Actualmente, dos poderosas mafias controlan el negocio del narcotráfico en todas las rutas de tránsito de drogas hacia Estados Unidos y Europa. Se trata de los carteles mejicanos “El Golfo” y “Sinaloa”. Desde de la década del 90 del siglo pasado, ellas asumieron la dirección de todo lo relativo al infame rubro. Dejaron de ser meras intermediarias de las que entonces fueran ultrapoderosas redes colombianas de producción y exportación de cocaína no solo elaborada en su propio país, sino también en Perú y Bolivia.
Diversos factores determinaron que los referidos carteles mejicanos desplazaran a los colombianos y se convirtieran en casi amos absolutos del negocio. Se establecieron en estados y municipios del norte mexicano, fronterizos con EEUU y la región del Golfo.
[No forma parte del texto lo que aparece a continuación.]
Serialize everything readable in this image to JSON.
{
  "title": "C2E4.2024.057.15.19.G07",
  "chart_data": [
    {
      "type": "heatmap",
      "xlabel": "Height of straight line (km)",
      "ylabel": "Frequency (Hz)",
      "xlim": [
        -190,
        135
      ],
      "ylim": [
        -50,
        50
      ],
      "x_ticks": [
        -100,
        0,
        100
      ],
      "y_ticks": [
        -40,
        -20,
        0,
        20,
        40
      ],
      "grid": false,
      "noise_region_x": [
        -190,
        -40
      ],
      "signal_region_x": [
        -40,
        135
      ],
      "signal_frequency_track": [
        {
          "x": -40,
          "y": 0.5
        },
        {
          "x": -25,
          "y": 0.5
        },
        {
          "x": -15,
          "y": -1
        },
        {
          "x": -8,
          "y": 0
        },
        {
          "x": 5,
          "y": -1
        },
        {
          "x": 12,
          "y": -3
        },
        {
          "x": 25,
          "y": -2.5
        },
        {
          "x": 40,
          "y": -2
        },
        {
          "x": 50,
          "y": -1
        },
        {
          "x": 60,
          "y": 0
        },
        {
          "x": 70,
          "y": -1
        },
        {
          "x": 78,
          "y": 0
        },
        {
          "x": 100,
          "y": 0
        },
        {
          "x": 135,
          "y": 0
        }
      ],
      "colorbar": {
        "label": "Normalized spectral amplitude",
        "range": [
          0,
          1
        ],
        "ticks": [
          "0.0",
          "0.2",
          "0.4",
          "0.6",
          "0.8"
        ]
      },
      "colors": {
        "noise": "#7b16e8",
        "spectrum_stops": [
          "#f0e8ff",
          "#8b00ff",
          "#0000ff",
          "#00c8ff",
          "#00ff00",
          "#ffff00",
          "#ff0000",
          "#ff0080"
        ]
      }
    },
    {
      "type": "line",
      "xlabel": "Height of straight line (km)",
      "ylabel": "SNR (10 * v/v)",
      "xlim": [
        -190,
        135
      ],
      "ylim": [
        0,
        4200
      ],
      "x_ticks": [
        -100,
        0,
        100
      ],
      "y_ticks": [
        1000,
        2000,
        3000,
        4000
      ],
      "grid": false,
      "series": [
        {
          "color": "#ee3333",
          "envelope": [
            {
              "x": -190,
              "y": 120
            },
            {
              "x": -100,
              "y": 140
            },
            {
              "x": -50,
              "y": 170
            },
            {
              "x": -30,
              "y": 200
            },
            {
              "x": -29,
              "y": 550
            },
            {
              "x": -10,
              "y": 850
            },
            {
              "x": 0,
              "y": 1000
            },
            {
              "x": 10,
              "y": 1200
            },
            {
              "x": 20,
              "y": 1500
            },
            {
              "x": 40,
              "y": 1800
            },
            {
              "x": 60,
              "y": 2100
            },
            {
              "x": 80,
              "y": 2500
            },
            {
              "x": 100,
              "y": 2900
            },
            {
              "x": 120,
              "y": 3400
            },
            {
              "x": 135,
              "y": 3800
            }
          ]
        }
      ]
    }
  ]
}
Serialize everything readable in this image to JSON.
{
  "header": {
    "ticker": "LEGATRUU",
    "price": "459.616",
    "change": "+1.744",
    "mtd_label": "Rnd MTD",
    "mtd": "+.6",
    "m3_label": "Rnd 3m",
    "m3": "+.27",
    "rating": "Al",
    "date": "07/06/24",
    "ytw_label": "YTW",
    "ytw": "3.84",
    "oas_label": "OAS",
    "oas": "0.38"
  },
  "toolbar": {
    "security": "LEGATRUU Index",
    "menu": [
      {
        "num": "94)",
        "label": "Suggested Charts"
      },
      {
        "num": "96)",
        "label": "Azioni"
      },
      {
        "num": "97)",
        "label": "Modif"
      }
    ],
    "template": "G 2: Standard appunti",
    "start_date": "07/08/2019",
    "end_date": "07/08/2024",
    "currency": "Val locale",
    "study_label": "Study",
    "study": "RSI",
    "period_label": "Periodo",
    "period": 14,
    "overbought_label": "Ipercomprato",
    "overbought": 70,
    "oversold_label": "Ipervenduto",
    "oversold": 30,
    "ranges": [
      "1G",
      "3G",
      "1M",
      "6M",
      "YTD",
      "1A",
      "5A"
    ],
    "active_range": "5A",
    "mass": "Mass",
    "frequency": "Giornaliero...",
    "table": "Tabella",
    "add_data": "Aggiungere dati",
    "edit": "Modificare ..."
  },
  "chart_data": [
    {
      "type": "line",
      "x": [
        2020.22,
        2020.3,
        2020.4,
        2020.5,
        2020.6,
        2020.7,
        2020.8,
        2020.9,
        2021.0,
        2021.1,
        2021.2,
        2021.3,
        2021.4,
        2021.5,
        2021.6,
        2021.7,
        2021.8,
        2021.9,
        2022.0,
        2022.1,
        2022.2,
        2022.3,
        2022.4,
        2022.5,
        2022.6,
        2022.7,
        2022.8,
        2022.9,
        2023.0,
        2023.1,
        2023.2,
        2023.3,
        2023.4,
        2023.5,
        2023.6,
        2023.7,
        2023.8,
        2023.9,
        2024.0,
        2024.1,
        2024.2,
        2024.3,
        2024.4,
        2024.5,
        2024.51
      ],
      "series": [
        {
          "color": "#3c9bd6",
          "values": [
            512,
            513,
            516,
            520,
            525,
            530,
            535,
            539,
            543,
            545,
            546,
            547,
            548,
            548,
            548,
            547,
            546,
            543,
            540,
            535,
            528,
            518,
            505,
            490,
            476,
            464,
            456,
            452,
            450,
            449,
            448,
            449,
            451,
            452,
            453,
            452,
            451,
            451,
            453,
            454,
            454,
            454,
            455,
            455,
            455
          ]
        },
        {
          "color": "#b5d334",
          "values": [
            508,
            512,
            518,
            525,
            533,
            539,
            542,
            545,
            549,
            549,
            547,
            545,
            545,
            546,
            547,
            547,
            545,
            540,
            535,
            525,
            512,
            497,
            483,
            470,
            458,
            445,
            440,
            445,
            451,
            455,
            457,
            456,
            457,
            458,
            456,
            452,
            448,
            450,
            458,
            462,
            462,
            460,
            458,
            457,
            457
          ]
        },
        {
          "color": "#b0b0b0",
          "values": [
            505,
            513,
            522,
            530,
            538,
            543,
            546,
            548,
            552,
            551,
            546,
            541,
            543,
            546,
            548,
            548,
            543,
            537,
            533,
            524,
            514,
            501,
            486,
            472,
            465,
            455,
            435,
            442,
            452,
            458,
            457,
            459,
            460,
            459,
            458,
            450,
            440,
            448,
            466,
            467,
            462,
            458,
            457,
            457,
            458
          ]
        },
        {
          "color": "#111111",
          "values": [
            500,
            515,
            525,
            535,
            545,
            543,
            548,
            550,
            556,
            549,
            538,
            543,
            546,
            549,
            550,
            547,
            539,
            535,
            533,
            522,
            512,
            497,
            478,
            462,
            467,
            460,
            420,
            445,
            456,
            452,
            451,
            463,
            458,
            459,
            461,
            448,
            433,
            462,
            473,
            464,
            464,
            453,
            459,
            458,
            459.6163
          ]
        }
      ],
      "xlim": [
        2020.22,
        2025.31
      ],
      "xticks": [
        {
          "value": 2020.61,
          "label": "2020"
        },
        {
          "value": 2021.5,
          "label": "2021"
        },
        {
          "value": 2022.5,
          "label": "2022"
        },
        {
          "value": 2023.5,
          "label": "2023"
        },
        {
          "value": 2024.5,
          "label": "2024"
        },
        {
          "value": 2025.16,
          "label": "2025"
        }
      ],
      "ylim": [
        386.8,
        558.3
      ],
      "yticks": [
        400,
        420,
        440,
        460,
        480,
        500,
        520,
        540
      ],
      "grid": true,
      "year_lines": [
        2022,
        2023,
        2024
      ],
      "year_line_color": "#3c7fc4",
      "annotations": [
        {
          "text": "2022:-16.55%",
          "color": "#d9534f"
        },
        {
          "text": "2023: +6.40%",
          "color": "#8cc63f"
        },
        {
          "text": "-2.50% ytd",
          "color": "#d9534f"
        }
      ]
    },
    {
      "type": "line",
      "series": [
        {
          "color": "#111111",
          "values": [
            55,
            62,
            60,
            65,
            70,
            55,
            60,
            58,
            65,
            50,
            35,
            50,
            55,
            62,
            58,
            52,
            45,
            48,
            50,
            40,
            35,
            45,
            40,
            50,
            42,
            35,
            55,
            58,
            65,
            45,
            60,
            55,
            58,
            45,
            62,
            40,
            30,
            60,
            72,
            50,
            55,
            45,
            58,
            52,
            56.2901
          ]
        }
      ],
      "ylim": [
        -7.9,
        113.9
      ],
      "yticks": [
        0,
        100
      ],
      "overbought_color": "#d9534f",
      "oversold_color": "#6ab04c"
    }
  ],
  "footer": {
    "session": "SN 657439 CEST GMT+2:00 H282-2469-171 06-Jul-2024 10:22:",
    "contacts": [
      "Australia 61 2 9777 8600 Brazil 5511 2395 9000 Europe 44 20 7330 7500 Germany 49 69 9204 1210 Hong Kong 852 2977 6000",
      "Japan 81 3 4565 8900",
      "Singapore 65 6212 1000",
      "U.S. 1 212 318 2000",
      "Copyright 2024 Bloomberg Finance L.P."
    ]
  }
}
Poco a poco, con los réditos que les reportaban los gigantescos mercados de Norteamérica y Europa para la droga, acumularon el poder económico suficiente para mantener implacables estructuras de sicarios que acabaran con bandas de competidores menores.
La infiltración en los servicios de inteligencia de los organismos policiales a cargo de la lucha contra el narcotráfico fue cosa corriente en ambos carteles. Sus equipos de sobornadores convirtieron en “topos” o proveedores de datos precisos a ciertos policías y militares. El periodista mexicano David Aponte, en su libro “Los Infiltrados”, relata que esos dos carteles accedieron a información precisa sobre el movimiento de competidores y cuantas personas figurasen en su lista negra. A cargo de las ejecuciones se hallan miembros de la organización “Zetas”, compuesta por ex militares y policías que el Cartel del Golfo, particularmente, a cambio de jugosos sobornos, incorporó a sus filas para sus implacables “ajustes de cuenta”. Los sicarios, hasta la fecha, asesinaron ya a más de 30 mil personas. No podía ser más escalofriante uno de los últimos episodios de esta larga serie de asesinatos: Frente a un monumento del centro de Nuevo Laredo, ciudad fronteriza con Estados Unidos, donde aparecieron cuatro víctimas que tras ser ejecutadas fueron salvajemente decapitadas.
En Bolivia, por cierto, están operando redes de los carteles mexicanos de la droga. Son bastante numerosos los indicios corroborativos al respecto. Y de un tiempo a esta parte, alcanzan cierta recurrencia asesinatos con características de “ajustes de cuentas”, al estilo mexicano. Para colmo, caen presos policías de gradación jerárquica y media por presunta vinculación al narcotráfico. Sobre la base de estos hechos, que aún representan señales más o menos borrosas, sería injusto afirmar que en Bolivia llegamos a la misma situación que lamenta México. De todos modos, estamos ante hechos que preocupan y exigen una investigación idónea cuyas conclusiones nos digan de qué realmente se trata.